The best traders are IT savvy, understand macroeconomics, and have a stress-busting sense of fun, says Choo-Guan Yeoh, who was appointed Singapore head of equities for UBS last October.
Originally from Malaysia, Yeoh, joined UBS Singapore from RHB Securities in 2001 as a sales trader and progressed quickly into leadership roles. Moving to Hong Kong in 2007, she led the greater China client-trading and execution team and pioneered the UBS roll-out of A-share (mainland-listed companies) trading in China – a first for an international broker.
She returned to Singapore in 2010 to head client trading and execution for Southeast Asia, a role she still holds in her new job. Yeoh talked to eFinancialCareers about the lure of Asia for Westerners, women in banking and how she originally wanted to be a scientist.
What makes a good sales trader?
I look for people who enjoy extra-curricular activities. I’m not interested in one particular sort of hobby, but just anything that generally shows they are sensible yet have a sense of fun. Lightheartedness creates positive energy on a tense trading floor and helps refocus energy. Awareness of how technology can assist you, strong software knowledge and programming, is a plus. In addition, you need to have a stronger understanding of markets on a macro basis, across asset classes. Understanding how liquidity drives financial markets is important.
Some banks in Asia have been cutting equities jobs. What’s the headcount outlook for your team?
Equities is a core focus for us, and UBS is consistently rated one of the top equities businesses in APAC, so last year we held our headcount stable, despite downward market volumes. I think we’ll be able to do the same this year, too. Any future hiring really depends on market conditions. If there’s a small uptake, we already have enough capacity in our current team, so I can’t see us adding.
Are you receiving many applications from bankers in Europe or the US?
There is strong interest from bankers in the West wanting to work in Asia. I’d say the volume of requests we get has tripled or quadrupled in the last 18 months. But to get a job, they must show they have experience that is lacking here, and this is getting harder. For example, derivative products are well established in Singapore and Hong Kong now – there’s a strong talent pool already here. Of course if they are senior and can bring a client base that is new to the bank, that’s different. But junior people might struggle to add enough value.
What’s been your toughest challenge as a manager?
When I became Singapore equities head, I went from managing 17 to 39 people. I have a strong background in sales trading, which makes it natural and easy for these members of my team to look up to me. But in my new role, I also have to manage people in equity research, a field I haven’t worked in before, so I’ve to put a lot of effort into this. You have to manage them differently. Traders are very direct and aggressive; you can have heated discussions with them and there are no hard feelings the next day. With researchers, you have to take a different approach.
What was it like leading the UBS A-share roll-out?
In 2007, we opened UBS Securities in China, created from the restructuring of Beijing Securities. We were pioneers leading the way by being the first foreign broker bringing best global practices onto our execution platform in Shanghai. That period was an amazing experience as we had no room for mistakes. We were trading the largest A-share volume for a foreign broker. I was extremely proud of what the team achieved.

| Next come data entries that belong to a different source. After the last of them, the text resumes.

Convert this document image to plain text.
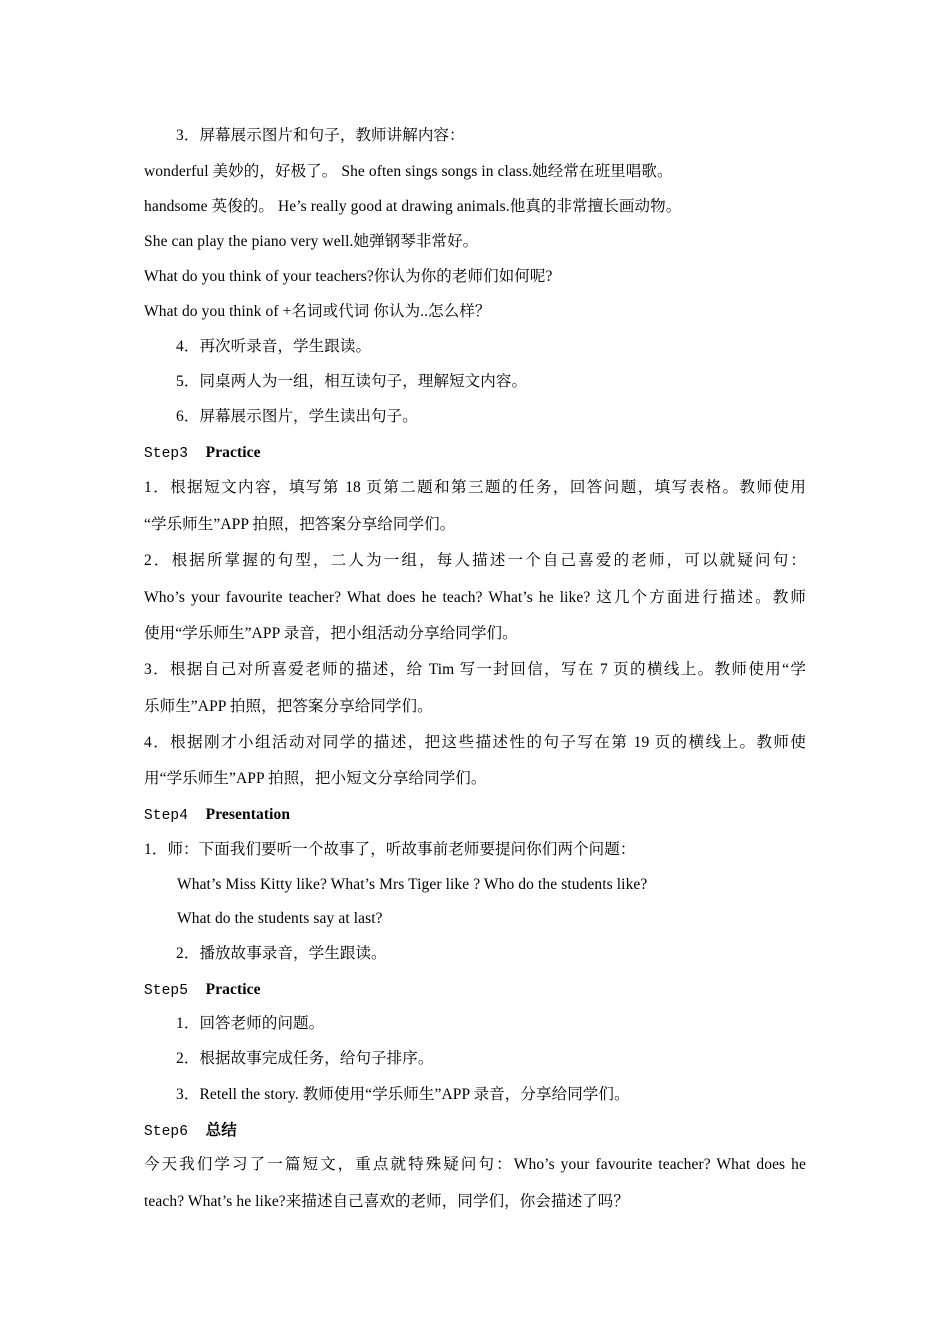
3．屏幕展示图片和句子，教师讲解内容：
wonderful 美妙的，好极了。 She often sings songs in class.她经常在班里唱歌。
handsome 英俊的。 He’s really good at drawing animals.他真的非常擅长画动物。
She can play the piano very well.她弹钢琴非常好。
What do you think of your teachers?你认为你的老师们如何呢?
What do you think of +名词或代词 你认为..怎么样？
4．再次听录音，学生跟读。
5．同桌两人为一组，相互读句子，理解短文内容。
6．屏幕展示图片，学生读出句子。
Step3 Practice
1．根据短文内容，填写第 18 页第二题和第三题的任务，回答问题，填写表格。教师使用
“学乐师生”APP 拍照，把答案分享给同学们。
2．根据所掌握的句型，二人为一组，每人描述一个自己喜爱的老师，可以就疑问句：
Who’s your favourite teacher? What does he teach? What’s he like? 这几个方面进行描述。教师
使用“学乐师生”APP 录音，把小组活动分享给同学们。
3．根据自己对所喜爱老师的描述，给 Tim 写一封回信，写在 7 页的横线上。教师使用“学
乐师生”APP 拍照，把答案分享给同学们。
4．根据刚才小组活动对同学的描述，把这些描述性的句子写在第 19 页的横线上。教师使
用“学乐师生”APP 拍照，把小短文分享给同学们。
Step4 Presentation
1．师：下面我们要听一个故事了，听故事前老师要提问你们两个问题：
What’s Miss Kitty like? What’s Mrs Tiger like ? Who do the students like?
What do the students say at last?
2．播放故事录音，学生跟读。
Step5 Practice
1．回答老师的问题。
2．根据故事完成任务，给句子排序。
3．Retell the story. 教师使用“学乐师生”APP 录音，分享给同学们。
Step6 总结
今天我们学习了一篇短文，重点就特殊疑问句：Who’s your favourite teacher? What does he
teach? What’s he like?来描述自己喜欢的老师，同学们，你会描述了吗？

How did you become a banker?
It was quite by accident and unplanned for. I originally intended to become a scientist. I studied fisheries biology at Humboldt State University in California and did a partial MBA, which I thought would help me write funding proposals for scientific research. But when I went back to Malaysia in 1996 it was very difficult to get funding for a PhD research project. So when a friend wanted people for his boutique equities team in Kuala Lumpur, I took a job executing deals – basically just keying in orders and getting paid pretty well for it. Then I moved on to sales trading in a large Malaysian bank, which I enjoyed and was something I excelled in. I joined UBS in Singapore in 2001 and haven't looked back since.
During your career did your gender ever hold you back?
Speaking just about my bank: I genuinely think we recognise merit regardless of race and gender. Our APAC CEO, Chi-Won Yoon, and other senior managers have driven a culture that is supportive of women. My managers were always on the lookout to provide opportunities for me to grow. The firm recognises high performers, both men and women, and makes sure they are taken care of in their career.
Looking at the banking industry as a whole, there are sometimes still challenges for women. While working in Hong Kong, I met up with the other heads of trading from the bulge bracket banks – I was the only Asian and the only woman. I think the number of senior women in banking probably fell during the financial crisis simply because they had more options – whether it was staying at home to start a new family or travelling. It wasn't that they couldn't handle the stress, they just had other options to consider and made the choices that were right for them.
The banking industry tends to be male-dominated across the board. If managers aren’t used to managing women, bias may creep into their hiring decisions, whether consciously or not. So as a hiring manager, you have to consciously think about what you can do to add diversity to the team to ensure that you generate the best ideas. But as a young banker, never get hung up on gender. Work hard, be passionate about banking, and find the right firm that recognises your needs.